Karen strabuzzò le palpebre, così come il resto dei presenti.

"Kirai, porta Karen oltre quel varco. Dovreste sbucare dove si trova Peter, in salvo. Lasciate la bambina ed eseguite ciò che dico. Adesso ci penso io." Queste parole, scandite piano da Fujiwara Taiyo, non trovarono opposizione nei due ai quali erano rivolte. Come se l'autorità dell'uomo che le aveva pronunciate fosse troppo grande per essere ignorata.

Kirai provava qualcosa di strano osservando la sua schiena. Qualcosa che avrebbe definito con la parola timore. Senza aggiungere altro, prese la mano di Karen, che non si oppose per il suo stesso motivo, e la portò con sé oltre il varco d'Energia Oscura dietro di loro.
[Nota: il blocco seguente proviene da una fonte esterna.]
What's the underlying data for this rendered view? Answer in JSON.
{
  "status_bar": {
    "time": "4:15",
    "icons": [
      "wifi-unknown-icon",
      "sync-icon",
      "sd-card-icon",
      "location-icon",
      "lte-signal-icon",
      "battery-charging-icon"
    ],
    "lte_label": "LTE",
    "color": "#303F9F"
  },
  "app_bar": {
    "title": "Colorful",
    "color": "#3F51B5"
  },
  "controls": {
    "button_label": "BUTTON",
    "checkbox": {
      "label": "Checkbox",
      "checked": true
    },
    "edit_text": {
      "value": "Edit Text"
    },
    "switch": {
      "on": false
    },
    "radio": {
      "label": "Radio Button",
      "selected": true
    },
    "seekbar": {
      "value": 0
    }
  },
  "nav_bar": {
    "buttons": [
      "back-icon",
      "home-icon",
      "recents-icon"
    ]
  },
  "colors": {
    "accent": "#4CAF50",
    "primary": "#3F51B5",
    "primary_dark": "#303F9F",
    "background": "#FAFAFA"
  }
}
Prima di scomparire oltre di esso, Karen fissò il maestro Fujiwara con intensità. Era riuscito a sopprimere il suo intento bellicoso solo con le parole. Mai nella sua vita aveva assistito a qualcosa del genere. Nemmeno in presenza di Hanz Becker aveva provato tanta soggezione. Anzi, al cospetto di Taiyo la pressione che un tempo esercitava lo schiavista impallidiva.

"Andiamo, Karen. Non c'è più niente che possiamo fare qui. Gli saremmo solo di intralcio." ammise Kirai, prima di varcare il portale, che si richiuse subito dopo.

Rimasto solo con Yùn, Fujiwara lo squadrò per qualche lungo e interminabile secondo.

Il re non sembrava impaurito da lui, ma solo interessato dalla possenza che emanava.

"Se ti va bene, andiamo in un posto isolato. Lì sarà più sicuro per tutti." propose Taiyo.

"Per me non c'è problema. Ma prima lasciami valutare le condizioni della bambina." Yùn gli restituì uno sguardo truce. Aveva capito che non era saggio tentare di affrontare quell'uomo. Ma forse lui sarebbe stato disposto ad ascoltarlo. Sebbene non gli sembrava uno con una posizione importante come il vecchio che aveva affrontato in passato, sulla sua isola.

Taiyo arretrò di un passo. "Fa' tutto ciò che devi." concesse. "Poi, seguimi. E concludiamo una volta per tutte questa faccenda."